Confidence is a weird thing to have. When I get rolling on writing about my life, I’m pretty g-d confident, unstoppable, and prolific. I can crank out 1000 words in nothing flat. It’s a topic that not only am I super comfortable with but it’s also something that I can easily draw narrative to and from. A NaNoWriMo story I started three or four years ago were based upon bits of my own life just mashed up. In the story, the girl punches her ex-boyfriend in the face when she see’s him unexpectedly at a movie theater with the woman he left her for and her world spins out of control out of that one action. That came from an incident in my life where at 21, I ran into a just broken up with ex who was at a dance club with the woman he left me for. Instead of punching him in the face, I punched her. In the story, she becomes isolated and withdrawn, which was the complete opposite of what happened in my life.
I sit there like some hipster Harold Bloom when reading other people’s work. I know I can do so much better, but I can’t get myself over the hump to actually PROVE that I can do so much better. I’m also extremely terrified of creating a world where I have complete and utter control. What if my characters do not like it?
Interestingly (or not), I just read an interview with Mosely yesterday (while procrastinating . I liked how he was very plain spoken about his writing style (I write every day, I write until I am no longer creative.) He doesn’t hide around any magical WIZARDY or supercilious explanations
I shall answer both threads in this reply, as otherwise things will get confusing.
Don’t be afraid to mine your own life, and the people around you, for inspiration. This first version of your story is just the caterpillar, and you’ll have a lot of editing to do before you create a butterfly out of that raw material.
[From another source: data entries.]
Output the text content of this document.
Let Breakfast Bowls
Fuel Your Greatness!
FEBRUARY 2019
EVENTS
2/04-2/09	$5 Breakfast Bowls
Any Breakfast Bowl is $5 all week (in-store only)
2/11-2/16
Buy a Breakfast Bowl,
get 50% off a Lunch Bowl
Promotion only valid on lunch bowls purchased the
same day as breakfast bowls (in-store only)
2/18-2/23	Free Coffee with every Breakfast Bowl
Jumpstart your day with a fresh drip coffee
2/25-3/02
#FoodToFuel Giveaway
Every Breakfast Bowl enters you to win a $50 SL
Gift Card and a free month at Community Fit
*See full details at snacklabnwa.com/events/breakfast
And, again, this is things that I have flitched from Mosely.
There is an article by Tom Bissell, available in his essay collection “Magic Hours”, where he talks about the different writers advice books. I think this might also be available in “Read Hard”, which is a fantastic book of essays from the Believer magazine, or the Ira Glass-edited collection “The New Kings of Non Fiction”. All worth dipping into to see a different take on writing – so often we find our culture venerating the fictional, when the craziest things happen in real life.
Finally, you don’t have to show anybody your NaNoWriMo baby. It can be left in the forest for the wolves, and you can make another, better baby. I taught myself how to draw by going through a few stacks of copier paper, and disposing of the ones I didn’t like. Then, a few months later I went and threw away the ones I still didn’t like. By doing it on disposable pieces of paper, I stopped feeling precious about the things I had made.